TalkTalk have increased the single thread download speed here, it's doubled, 8-18Mbps, over the last 3-4 days. Now matches the multi download in this impacted area.

  • satrow
  • 7 months ago

I've also had the unfortunate experience of a Sunday Times journalist not listening to what I was saying and clearly wanting to tell a bad story (on a renewable energy technology) rather than an objective report. He admitted to me after the publication of the article (with 'unnamed' sources providing dirt) that he had been directed by the then editor (and apparent climate change sceptic) John Witherow to do so. But there are also very good journalists out there - Ewen MacAskill is a legend, albeit retired now.

  • e7max
  • 7 months ago

Can you make the clickable images force to a maximum width please?

The first one invokes horizontal scrolling, and your fancy script prevents copy/paste of image so I can view and resize.

#BadCodingNetiquette

  • camieabz
  • 7 months ago

Also suggest horizontal axis labels.

Also, also edit post option, so I didn't have to post twice. :D

  • camieabz
  • 7 months ago

This article has it all wrong. I don't care about bandwidth when working from home. I care about latency/ping as I use various forms of remote desktop (Microsoft, VMWare, Citrix). Also, I suppose, to a lesser degree, VoiP and Video Conf.
Streaming/downloads I couldn't care less about.

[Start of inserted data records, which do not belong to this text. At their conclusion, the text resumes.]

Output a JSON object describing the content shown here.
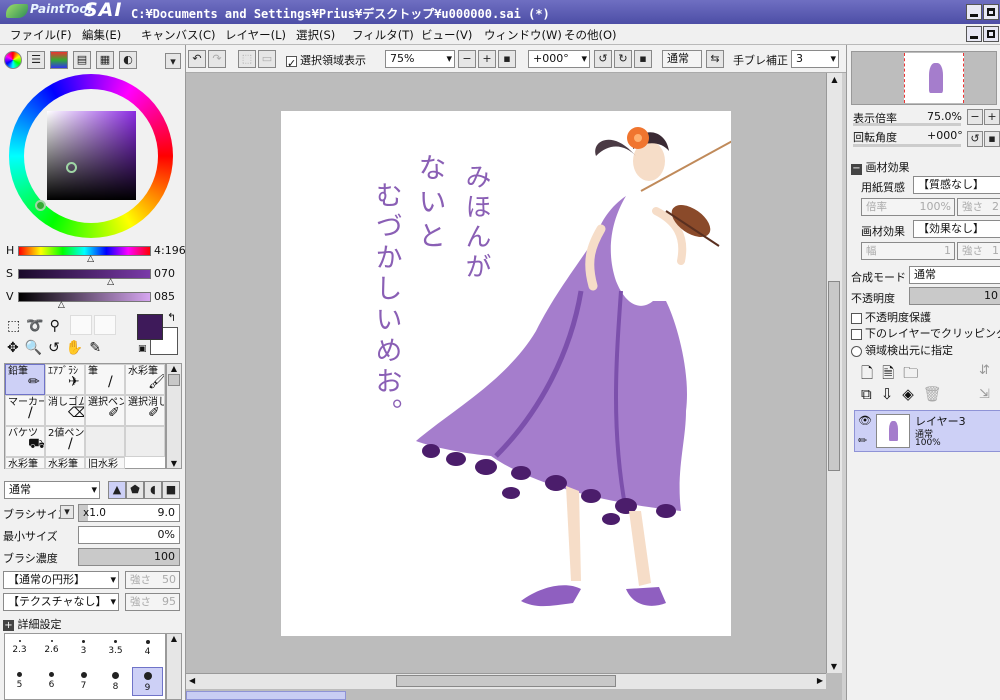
{
  "title": {
    "app_name": "PaintTool",
    "app_short": "SAI",
    "file_path": "C:¥Documents and Settings¥Prius¥デスクトップ¥u000000.sai (*)"
  },
  "menu": [
    "ファイル(F)",
    "編集(E)",
    "キャンバス(C)",
    "レイヤー(L)",
    "選択(S)",
    "フィルタ(T)",
    "ビュー(V)",
    "ウィンドウ(W)",
    "その他(O)"
  ],
  "toolbar": {
    "selection_display_label": "選択領域表示",
    "zoom_value": "75%",
    "rotate_value": "+000°",
    "blend_mode": "通常",
    "stabilizer_label": "手ブレ補正",
    "stabilizer_value": "3"
  },
  "color": {
    "accent": "#3e1a5a",
    "hue_label": "H",
    "hue_value": "4:196",
    "sat_label": "S",
    "sat_value": "070",
    "val_label": "V",
    "val_value": "085",
    "hue_fraction": 0.55,
    "sat_fraction": 0.7,
    "val_fraction": 0.33
  },
  "tools": [
    {
      "label": "鉛筆"
    },
    {
      "label": "ｴｱﾌﾞﾗｼ"
    },
    {
      "label": "筆"
    },
    {
      "label": "水彩筆"
    },
    {
      "label": "マーカー"
    },
    {
      "label": "消しゴム"
    },
    {
      "label": "選択ペン"
    },
    {
      "label": "選択消し"
    },
    {
      "label": "バケツ"
    },
    {
      "label": "2値ペン"
    },
    {
      "label": ""
    },
    {
      "label": ""
    },
    {
      "label": "水彩筆"
    },
    {
      "label": "水彩筆"
    },
    {
      "label": "旧水彩"
    },
    {
      "label": ""
    }
  ],
  "brush": {
    "blend_mode": "通常",
    "size_label": "ブラシサイズ",
    "size_multiplier": "x1.0",
    "size_value": "9.0",
    "min_size_label": "最小サイズ",
    "min_size_value": "0%",
    "density_label": "ブラシ濃度",
    "density_value": "100",
    "shape_select": "【通常の円形】",
    "shape_strength_label": "強さ",
    "shape_strength_value": "50",
    "texture_select": "【テクスチャなし】",
    "texture_strength_label": "強さ",
    "texture_strength_value": "95",
    "details_label": "詳細設定",
    "sizes_row1": [
      "2.3",
      "2.6",
      "3",
      "3.5",
      "4"
    ],
    "sizes_row2": [
      "5",
      "6",
      "7",
      "8",
      "9"
    ]
  },
  "artwork": {
    "handwriting_lines": [
      "みほんが",
      "ないと",
      "むづかしいめお。"
    ]
  },
  "navigator": {
    "zoom_label": "表示倍率",
    "zoom_value": "75.0%",
    "rotate_label": "回転角度",
    "rotate_value": "+000°"
  },
  "material": {
    "section_label": "画材効果",
    "paper_label": "用紙質感",
    "paper_value": "【質感なし】",
    "paper_scale_label": "倍率",
    "paper_scale_value": "100%",
    "paper_strength_label": "強さ",
    "paper_strength_value": "2",
    "effect_label": "画材効果",
    "effect_value": "【効果なし】",
    "effect_width_label": "幅",
    "effect_width_value": "1",
    "effect_strength_label": "強さ",
    "effect_strength_value": "1"
  },
  "layer_props": {
    "blend_label": "合成モード",
    "blend_value": "通常",
    "opacity_label": "不透明度",
    "opacity_value": "10",
    "protect_label": "不透明度保護",
    "clip_label": "下のレイヤーでクリッピング",
    "source_label": "領域検出元に指定"
  },
  "layers": [
    {
      "name": "レイヤー3",
      "mode": "通常",
      "opacity": "100%"
    }
  ]
}
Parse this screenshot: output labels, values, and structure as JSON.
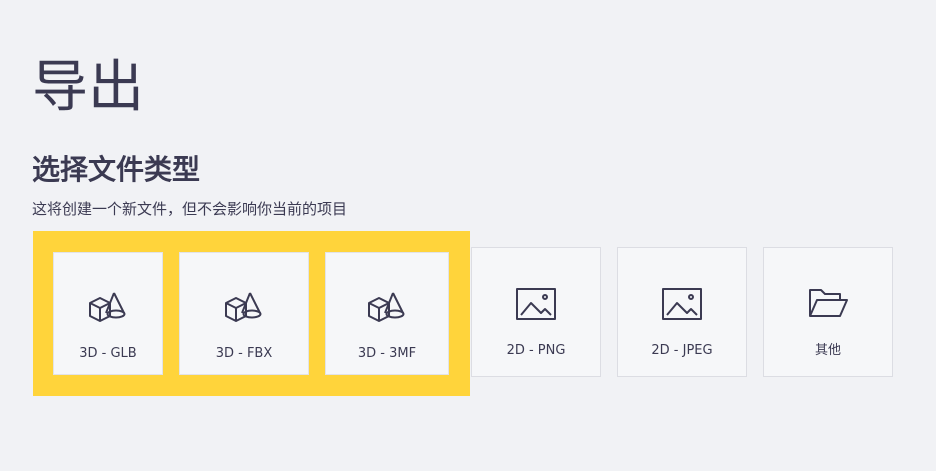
{
  "page": {
    "title": "导出",
    "section_title": "选择文件类型",
    "description": "这将创建一个新文件，但不会影响你当前的项目"
  },
  "file_types": [
    {
      "label": "3D - GLB",
      "icon": "3d-shapes-icon",
      "selected": true
    },
    {
      "label": "3D - FBX",
      "icon": "3d-shapes-icon",
      "selected": true
    },
    {
      "label": "3D - 3MF",
      "icon": "3d-shapes-icon",
      "selected": true
    },
    {
      "label": "2D - PNG",
      "icon": "image-icon",
      "selected": false
    },
    {
      "label": "2D - JPEG",
      "icon": "image-icon",
      "selected": false
    },
    {
      "label": "其他",
      "icon": "folder-open-icon",
      "selected": false
    }
  ],
  "colors": {
    "highlight": "#ffd43b",
    "text": "#3b3a52",
    "background": "#f1f2f5",
    "card_background": "#f6f7f9",
    "card_border": "#dcdde3"
  }
}
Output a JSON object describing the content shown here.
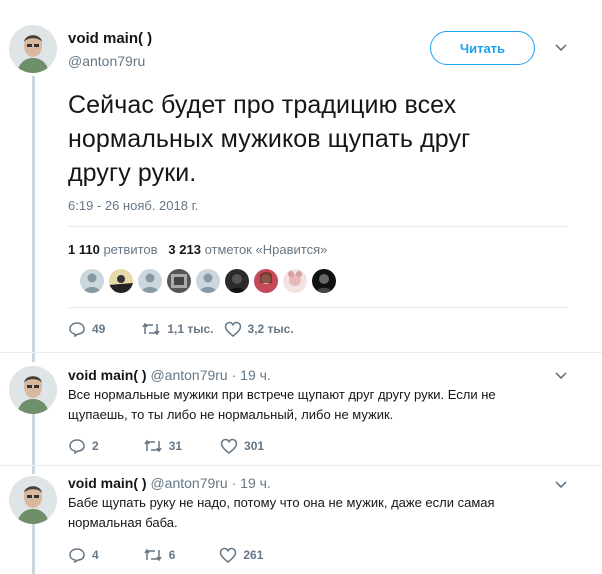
{
  "tweet": {
    "author_name": "void main( )",
    "author_handle": "@anton79ru",
    "follow_label": "Читать",
    "text": "Сейчас будет про традицию всех нормальных мужиков щупать друг другу руки.",
    "timestamp": "6:19 - 26 нояб. 2018 г.",
    "retweets_count": "1 110",
    "retweets_label": "ретвитов",
    "likes_count": "3 213",
    "likes_label": "отметок «Нравится»",
    "actions": {
      "replies": "49",
      "retweets": "1,1 тыс.",
      "likes": "3,2 тыс."
    }
  },
  "replies": [
    {
      "author_name": "void main( )",
      "author_handle": "@anton79ru",
      "time": "· 19 ч.",
      "text": "Все нормальные мужики при встрече щупают друг другу руки. Если не щупаешь, то ты либо не нормальный, либо не мужик.",
      "replies": "2",
      "retweets": "31",
      "likes": "301"
    },
    {
      "author_name": "void main( )",
      "author_handle": "@anton79ru",
      "time": "· 19 ч.",
      "text": "Бабе щупать руку не надо, потому что она не мужик, даже если самая нормальная баба.",
      "replies": "4",
      "retweets": "6",
      "likes": "261"
    }
  ],
  "colors": {
    "accent": "#1da1f2",
    "muted": "#657786",
    "divider": "#e6ecf0",
    "thread_line": "#ccd6dd"
  }
}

Right now on my 350MB Virgin connection, I can still download and upload at usual speeds, but working from home is a nightmare. Remote desktop has become so sluggish it's barely usable (and I'm someone who used to use it loads, working from home regularly).

  • davidc01
  • 7 months ago

This is a major problem for me and many of my colleagues (not just those on Virgin).

Take a look at this chart: https://www.thinkbroadband.com/broadband/monitoring/quality/share/34a22d23a067953d5c8df1634e630ac1955799d1-26-03-2020

Anyway, VoiP/Video conf is ok.. .just a bit worse quality... but genuinely this has made WFH almost impossible for me.
Is it perhaps that the volume of video conf has gone up dramatically and the networks prioritise QoS for that kind of traffic vs RDP?

I contacted Virgin about this and they said it was just due to increased load and nothing they could do.